The [] in a regular expression denotes a character set. It tells the pattern matcher to match any character that appears inside the brackets. So, for instance,

/[abc]/

will match any one of 'a', 'b', or 'c'.

Inside the brackets, however, the hyphen ('-') has a special meaning: it denotes the entire range of characters between the character just before and just after the hyphen (inclusive). That is, the above regex could have been written:

/[a-c]/

If you want to include a literal hyphen in the list of characters in the set, you need to escape it. That is:

/[a\-c]/

will match any one of 'a', '-', or 'c' (and not 'b'). You can also suppress the special meaning of the hyphen by making it the first or last character in the set, so:

/[-ac]/

will also match any one of 'a', '-', or 'c'.

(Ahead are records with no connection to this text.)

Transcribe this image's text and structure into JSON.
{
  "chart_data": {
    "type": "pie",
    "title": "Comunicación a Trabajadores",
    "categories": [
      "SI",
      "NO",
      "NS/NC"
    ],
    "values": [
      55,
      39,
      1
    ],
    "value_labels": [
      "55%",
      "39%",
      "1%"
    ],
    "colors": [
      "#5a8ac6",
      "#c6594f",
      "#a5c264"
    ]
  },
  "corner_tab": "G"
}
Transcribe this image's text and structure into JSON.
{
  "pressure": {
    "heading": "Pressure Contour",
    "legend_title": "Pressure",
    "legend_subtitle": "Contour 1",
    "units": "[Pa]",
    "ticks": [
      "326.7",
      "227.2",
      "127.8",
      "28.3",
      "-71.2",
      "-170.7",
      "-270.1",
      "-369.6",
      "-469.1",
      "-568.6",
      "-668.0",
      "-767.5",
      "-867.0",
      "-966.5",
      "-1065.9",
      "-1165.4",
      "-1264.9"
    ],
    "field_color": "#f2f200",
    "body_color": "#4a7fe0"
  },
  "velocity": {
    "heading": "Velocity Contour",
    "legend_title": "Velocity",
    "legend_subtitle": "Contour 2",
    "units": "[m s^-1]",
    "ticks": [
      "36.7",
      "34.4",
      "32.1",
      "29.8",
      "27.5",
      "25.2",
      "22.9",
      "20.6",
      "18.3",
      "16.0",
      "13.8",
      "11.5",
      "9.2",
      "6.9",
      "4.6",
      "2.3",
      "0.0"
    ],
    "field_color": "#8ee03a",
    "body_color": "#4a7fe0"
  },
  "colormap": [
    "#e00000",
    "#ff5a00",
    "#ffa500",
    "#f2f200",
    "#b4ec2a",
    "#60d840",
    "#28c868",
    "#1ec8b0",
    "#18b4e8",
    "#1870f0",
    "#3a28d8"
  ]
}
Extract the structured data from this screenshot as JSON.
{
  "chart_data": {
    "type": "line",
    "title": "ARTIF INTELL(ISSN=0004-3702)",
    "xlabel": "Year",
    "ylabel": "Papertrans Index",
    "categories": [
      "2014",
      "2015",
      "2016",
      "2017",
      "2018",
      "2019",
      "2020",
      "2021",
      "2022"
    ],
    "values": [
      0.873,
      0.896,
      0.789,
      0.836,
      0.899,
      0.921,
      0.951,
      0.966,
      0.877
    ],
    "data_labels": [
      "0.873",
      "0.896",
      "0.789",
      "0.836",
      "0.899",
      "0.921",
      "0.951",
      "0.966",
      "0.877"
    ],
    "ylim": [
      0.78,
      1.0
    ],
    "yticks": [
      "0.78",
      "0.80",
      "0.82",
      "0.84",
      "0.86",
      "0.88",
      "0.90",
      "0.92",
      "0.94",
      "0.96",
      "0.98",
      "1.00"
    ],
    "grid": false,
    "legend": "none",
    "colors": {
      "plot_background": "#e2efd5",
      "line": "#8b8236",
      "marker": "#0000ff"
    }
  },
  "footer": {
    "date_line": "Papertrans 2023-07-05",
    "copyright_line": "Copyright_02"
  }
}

This explains why /[A-Za-z0-9]/ is not the same thing as /[0-z]/: the range of characters between '0' and 'z' simply includes additional characters, as you noted in your question. That's all there is to it.

As a technical detail, Javascript uses the Unicode standard to define what characters fall within a range. If you're sticking with the 7-bit ASCII character set, you'll get the same results using an ASCII chart. But don't use an ASCII chart for character codes above 0x7F. You need to consult the Unicode charts instead.